Just as fishing stocks are targeted by illegal poachers, so too is underwater heritage threatened by illegal salvaging and looting. The recent unauthorized disturbance of three near-pristine Japanese shipwrecks in Malaysian waters has destroyed the thriving marine ecosystems that such wrecks support. The damage caused to these underwater museums has had a devastating impact on local diving companies and small-scale fishermen. In Indonesia, these illicit activities appear to be becoming increasingly sophisticated and audacious, including the most recent damage to HMAS Perth.
Heritage in the margins
Despite its importance, underwater cultural heritage remains a relatively new concept, and tends to be overshadowed by other legal and policy priorities. At this week’s UN oceans conference in New York, plenary meetings are focusing on reducing marine pollution, protecting marine and coastal ecosystems, and addressing ocean acidification. Underwater cultural heritage, meanwhile, was discussed in a side event held in the margins.
The 2001 underwater heritage convention establishes basic principles for protecting these sites, but faces a number of challenges.

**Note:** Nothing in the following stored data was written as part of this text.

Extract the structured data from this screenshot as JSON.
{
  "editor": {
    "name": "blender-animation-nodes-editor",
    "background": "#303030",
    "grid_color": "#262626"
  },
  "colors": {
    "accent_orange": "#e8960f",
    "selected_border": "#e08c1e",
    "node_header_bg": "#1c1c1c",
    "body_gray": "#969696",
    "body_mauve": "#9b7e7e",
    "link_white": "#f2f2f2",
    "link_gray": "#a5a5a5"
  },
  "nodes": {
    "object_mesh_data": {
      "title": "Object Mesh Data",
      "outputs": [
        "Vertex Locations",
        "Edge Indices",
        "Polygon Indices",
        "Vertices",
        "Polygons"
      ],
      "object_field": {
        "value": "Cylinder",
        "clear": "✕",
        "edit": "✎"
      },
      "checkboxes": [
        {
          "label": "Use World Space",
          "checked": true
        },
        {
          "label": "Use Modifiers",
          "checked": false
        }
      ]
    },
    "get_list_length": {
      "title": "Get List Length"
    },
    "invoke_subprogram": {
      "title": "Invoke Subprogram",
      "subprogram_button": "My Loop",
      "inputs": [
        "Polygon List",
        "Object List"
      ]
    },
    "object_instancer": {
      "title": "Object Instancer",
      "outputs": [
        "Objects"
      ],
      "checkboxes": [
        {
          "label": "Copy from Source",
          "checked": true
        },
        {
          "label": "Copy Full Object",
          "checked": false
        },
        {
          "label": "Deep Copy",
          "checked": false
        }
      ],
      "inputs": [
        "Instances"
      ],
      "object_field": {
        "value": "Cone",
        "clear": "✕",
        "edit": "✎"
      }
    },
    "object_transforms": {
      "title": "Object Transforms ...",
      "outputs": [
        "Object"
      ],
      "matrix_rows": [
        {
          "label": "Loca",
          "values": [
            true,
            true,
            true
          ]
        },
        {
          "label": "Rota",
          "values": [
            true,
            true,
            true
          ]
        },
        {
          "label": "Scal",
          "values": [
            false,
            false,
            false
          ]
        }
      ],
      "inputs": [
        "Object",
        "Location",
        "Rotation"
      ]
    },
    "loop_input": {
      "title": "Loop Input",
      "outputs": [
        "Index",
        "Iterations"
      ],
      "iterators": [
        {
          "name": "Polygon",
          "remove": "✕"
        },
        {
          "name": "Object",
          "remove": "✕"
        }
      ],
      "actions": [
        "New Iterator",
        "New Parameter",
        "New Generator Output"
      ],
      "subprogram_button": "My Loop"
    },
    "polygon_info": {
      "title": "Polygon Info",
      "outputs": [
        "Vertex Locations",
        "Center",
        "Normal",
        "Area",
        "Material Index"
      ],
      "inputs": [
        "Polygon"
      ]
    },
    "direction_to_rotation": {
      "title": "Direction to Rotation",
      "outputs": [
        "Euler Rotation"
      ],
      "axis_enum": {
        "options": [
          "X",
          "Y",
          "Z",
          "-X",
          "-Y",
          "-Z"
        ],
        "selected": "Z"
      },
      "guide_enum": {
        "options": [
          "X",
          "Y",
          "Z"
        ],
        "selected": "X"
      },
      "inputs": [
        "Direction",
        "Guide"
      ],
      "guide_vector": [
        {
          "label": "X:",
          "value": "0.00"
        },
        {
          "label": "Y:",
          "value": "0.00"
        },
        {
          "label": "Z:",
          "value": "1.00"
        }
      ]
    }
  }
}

Only 56 nations have signed or ratified the convention, and big maritime nations such as the US, China, and the UK have not. Australia has not ratified, but introduced new underwater cultural heritage legislation in November 2016 that brings this step closer. The heritage convention also faces the problem of perceived competition with the Law of the Sea, which sets the rules for how the oceans are shared and governed.
And what of HMAS Perth? In a strange twist of history, in the 1970s the Australian Embassy in Jakarta became aware that the bell of the ship had turned up in an Indonesian salvage yard. The embassy successfully negotiated the bell’s exchange, and it is now held in the Australian War Memorial: a small piece of history saved through cultural diplomacy.
Underwater cultural heritage is an essential part of our oceans and the way we relate to them. As important as it is to ensure a sustainable future for our oceans, it is also vital that we understand humanity’s historical relationship with them. Our future is invested in our oceans, and so is our past.